Por: Lucía Medina Suárez del Real

Grandes tesis de psicología social podrían hacerse en estos días de paradojas en la vida pública del país. La más interesante de ellas es la de ver decepcionados de López Obrador a los que nunca simpatizaron con él; verlos exigiendo que cumpla las promesas de campaña con las que nunca coincidieron.

Es el resultado del autoengaño. Les decepciona el López Obrador que imaginaron, el que nos llevaría a la dictadura socialista, el que nos convertiría en Venezuela, el que expropiaría no sólo las minas y las industrias, sino hasta las casas de quien tuviera dos.

Pensaban también que así lo imaginaban sus simpatizantes. Los suponían ansiosos de convertirse en Cuba, y pasaron por alto que su electorado toleró y asimiló la incorporación a Morena de Alfonso Romo, Esteban Moctezuma, Gabriela Cuevas, Manuel Espino, Germán Martínez y muchos más de ese perfil.

Los que imaginaron que habría furia porque no bajara la gasolina en el primer fin de semana de su mandato, olvidaron que los votantes de López Obrador son los que intentaron frenar la reforma energética porque sabían que con ello se dejaba en manos de las feroces leyes del mercado los precios de las gasolinas, obligando a tener que subir la oferta (refinando más gasolina) para poder revertir lo que ellos mismos tanto advirtieron que pasaría.

Por eso, para quien lo escucha en plazas públicas desde hace más de 10 años, nada nuevo hubo en su discurso en la toma de posesión el sábado pasado. No sorprendió su condena al neoliberalismo, ni su pesimista diagnóstico del país.

López Obrador es de los que cree que la mejor forma de esconder algo es dejarlo a la vista. Por eso no sorprende que diga que no habrá persecución, ni solicitud de investigaciones a blancos específicos, porque también se le escucha cuando advierte que deja a las autoridades competentes las investigaciones correspondientes.

Se le sabe hombre de símbolos sí, pero no de imagen. Nada lo explica mejor que las críticas feministas por no incluir mujeres en la imagen institucional, mientras que promueve el gabinete más paritario de la historia, y haya designado a una mujer en la Secretaría de Gobernación, la misma, por cierto, que impulsa uno de los derechos de la mujer más polémicos, el del aborto.

Esa confusión entre el árbol y el bosque, entre la imagen y el símbolo, les hace confundir la reconciliación y la polarización.

A quienes hoy se asumen opositores, les preocupa ser llamados “fifís” y “conservadores”, o que se les responda desde la presidencia a las críticas.

No saben quizá, que cuando los papeles estaban inversos del estado actual no había siquiera eso porque simplemente a los opositores no se les veía ni oía.

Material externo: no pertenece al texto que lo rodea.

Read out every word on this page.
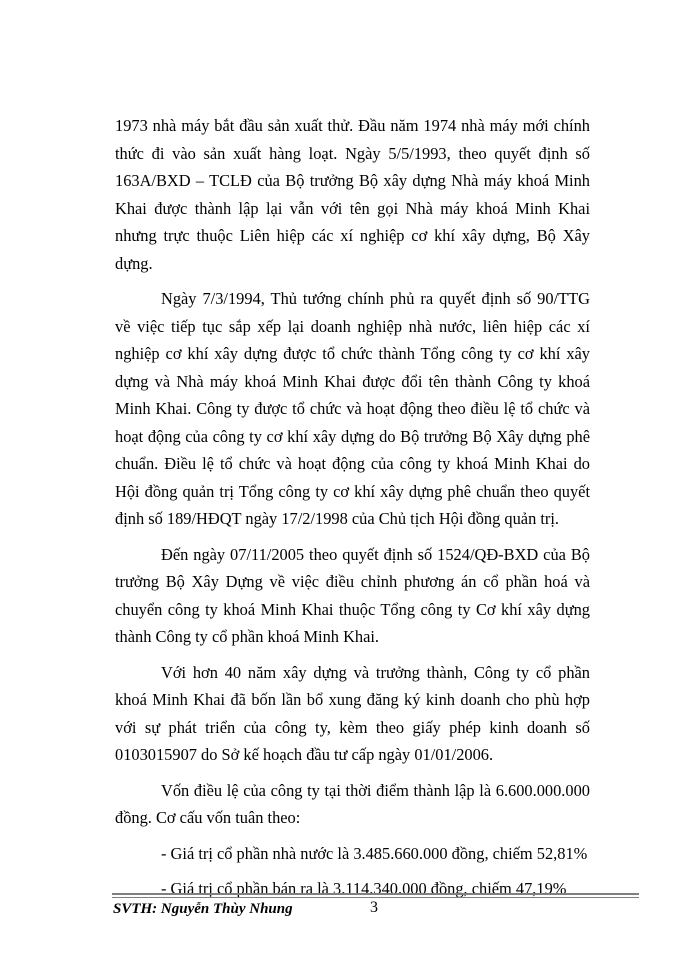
1973 nhà máy bắt đầu sản xuất thử. Đầu năm 1974 nhà máy mới chính thức đi vào sản xuất hàng loạt. Ngày 5/5/1993, theo quyết định số 163A/BXD – TCLĐ của Bộ trưởng Bộ xây dựng Nhà máy khoá Minh Khai được thành lập lại vẫn với tên gọi Nhà máy khoá Minh Khai nhưng trực thuộc Liên hiệp các xí nghiệp cơ khí xây dựng, Bộ Xây dựng.

Ngày 7/3/1994, Thủ tướng chính phủ ra quyết định số 90/TTG về việc tiếp tục sắp xếp lại doanh nghiệp nhà nước, liên hiệp các xí nghiệp cơ khí xây dựng được tổ chức thành Tổng công ty cơ khí xây dựng và Nhà máy khoá Minh Khai được đổi tên thành Công ty khoá Minh Khai. Công ty được tổ chức và hoạt động theo điều lệ tổ chức và hoạt động của công ty cơ khí xây dựng do Bộ trưởng Bộ Xây dựng phê chuẩn. Điều lệ tổ chức và hoạt động của công ty khoá Minh Khai do Hội đồng quản trị Tổng công ty cơ khí xây dựng phê chuẩn theo quyết định số 189/HĐQT ngày 17/2/1998 của Chủ tịch Hội đồng quản trị.

Đến ngày 07/11/2005 theo quyết định số 1524/QĐ-BXD của Bộ trưởng Bộ Xây Dựng về việc điều chỉnh phương án cổ phần hoá và chuyển công ty khoá Minh Khai thuộc Tổng công ty Cơ khí xây dựng thành Công ty cổ phần khoá Minh Khai.

Với hơn 40 năm xây dựng và trưởng thành, Công ty cổ phần khoá Minh Khai đã bốn lần bổ xung đăng ký kinh doanh cho phù hợp với sự phát triển của công ty, kèm theo giấy phép kinh doanh số 0103015907 do Sở kế hoạch đầu tư cấp ngày 01/01/2006.

Vốn điều lệ của công ty tại thời điểm thành lập là 6.600.000.000 đồng. Cơ cấu vốn tuân theo:

- Giá trị cổ phần nhà nước là 3.485.660.000 đồng, chiếm 52,81%

- Giá trị cổ phần bán ra là 3.114.340.000 đồng, chiếm 47,19%

SVTH: Nguyễn Thùy Nhung	3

Desde el poder no se hablaba de ellos, pero el día de la toma de posesión de Peña Nieto Kuy Kendall cayó en coma producto del disparo de un policía federal; en el sexenio de Vicente Fox, 2 personas murieron y una treintena de mujeres fueron abusadas sexualmente en Atenco; en los tiempos de Salinas de Gortari, en la conformación del entonces partido de izquierda, el PRD, medio millar de militantes fueron asesinados.

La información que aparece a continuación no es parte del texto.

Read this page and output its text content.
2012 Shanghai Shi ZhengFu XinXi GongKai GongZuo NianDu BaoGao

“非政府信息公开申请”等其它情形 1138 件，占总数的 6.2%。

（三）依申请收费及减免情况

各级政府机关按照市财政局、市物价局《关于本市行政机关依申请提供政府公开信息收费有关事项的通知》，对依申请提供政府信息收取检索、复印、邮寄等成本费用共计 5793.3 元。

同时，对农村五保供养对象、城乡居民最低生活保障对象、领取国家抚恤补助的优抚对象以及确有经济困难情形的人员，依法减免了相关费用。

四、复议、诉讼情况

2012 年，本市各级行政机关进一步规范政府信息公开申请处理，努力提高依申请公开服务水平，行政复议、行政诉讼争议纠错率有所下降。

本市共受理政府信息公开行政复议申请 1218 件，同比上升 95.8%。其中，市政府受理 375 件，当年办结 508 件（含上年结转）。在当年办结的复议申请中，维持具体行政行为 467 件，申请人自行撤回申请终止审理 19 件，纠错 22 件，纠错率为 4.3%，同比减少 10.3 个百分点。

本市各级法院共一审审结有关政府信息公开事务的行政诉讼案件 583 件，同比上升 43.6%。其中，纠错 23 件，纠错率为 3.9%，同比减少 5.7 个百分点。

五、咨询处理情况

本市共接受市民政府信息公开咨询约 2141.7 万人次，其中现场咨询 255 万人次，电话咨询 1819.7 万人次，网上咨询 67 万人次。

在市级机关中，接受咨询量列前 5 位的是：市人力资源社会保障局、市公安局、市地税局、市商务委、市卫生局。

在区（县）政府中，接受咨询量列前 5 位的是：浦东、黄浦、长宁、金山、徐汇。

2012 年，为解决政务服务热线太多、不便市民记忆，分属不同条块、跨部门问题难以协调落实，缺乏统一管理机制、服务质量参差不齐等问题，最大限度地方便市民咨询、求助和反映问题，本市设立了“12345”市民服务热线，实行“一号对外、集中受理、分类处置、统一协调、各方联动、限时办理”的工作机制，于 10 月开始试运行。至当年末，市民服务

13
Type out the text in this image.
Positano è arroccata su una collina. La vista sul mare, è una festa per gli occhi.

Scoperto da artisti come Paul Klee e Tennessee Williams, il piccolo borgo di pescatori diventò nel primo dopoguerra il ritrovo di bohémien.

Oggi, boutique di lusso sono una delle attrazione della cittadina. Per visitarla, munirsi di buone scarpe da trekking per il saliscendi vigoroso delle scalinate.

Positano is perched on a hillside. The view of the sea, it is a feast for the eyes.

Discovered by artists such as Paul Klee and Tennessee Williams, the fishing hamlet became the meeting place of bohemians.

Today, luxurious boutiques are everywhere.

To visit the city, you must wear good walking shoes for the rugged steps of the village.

Nada supieron de la polarización de entonces, y probablemente tampoco estén comprendiendo los signos de la reconciliación manifiesta en los diferentes actos del sábado pasado.

La denuncia de las consecuencias que dejó el neoliberalismo, de la desigualdad social, la apertura de los Pinos al público en general, la inclusión de los pueblos indígenas en la fiesta colectiva, recibir el bastón de mando de una mujer indígena que se ha enfrenado a grupos mineros y corporativos, los viajes del presidente en línea comercial, las rodillas al piso de un presidente frente a un indígena, asumir como principio de gobierno que por el bien de todos “primero los pobres”, y como población preferente a indígenas y afromexicanos son los verdaderos signos de la reconciliación, pero ésta no consiste –como algunos quisieran- en aceptar con resignación el estado actual de las cosas, sino en darle al que se le debe.

Es una reconciliación en los hechos, no en el discurso; en la justicia social, no en la aceptación resignada de que tocaba morir pobre si se había nacido pobre.

La gente parece entenderlo, y si tienen dudas, les basta ver el rasgado de vestiduras de los privilegiados de antaño para sentirse en el rumbo correcto.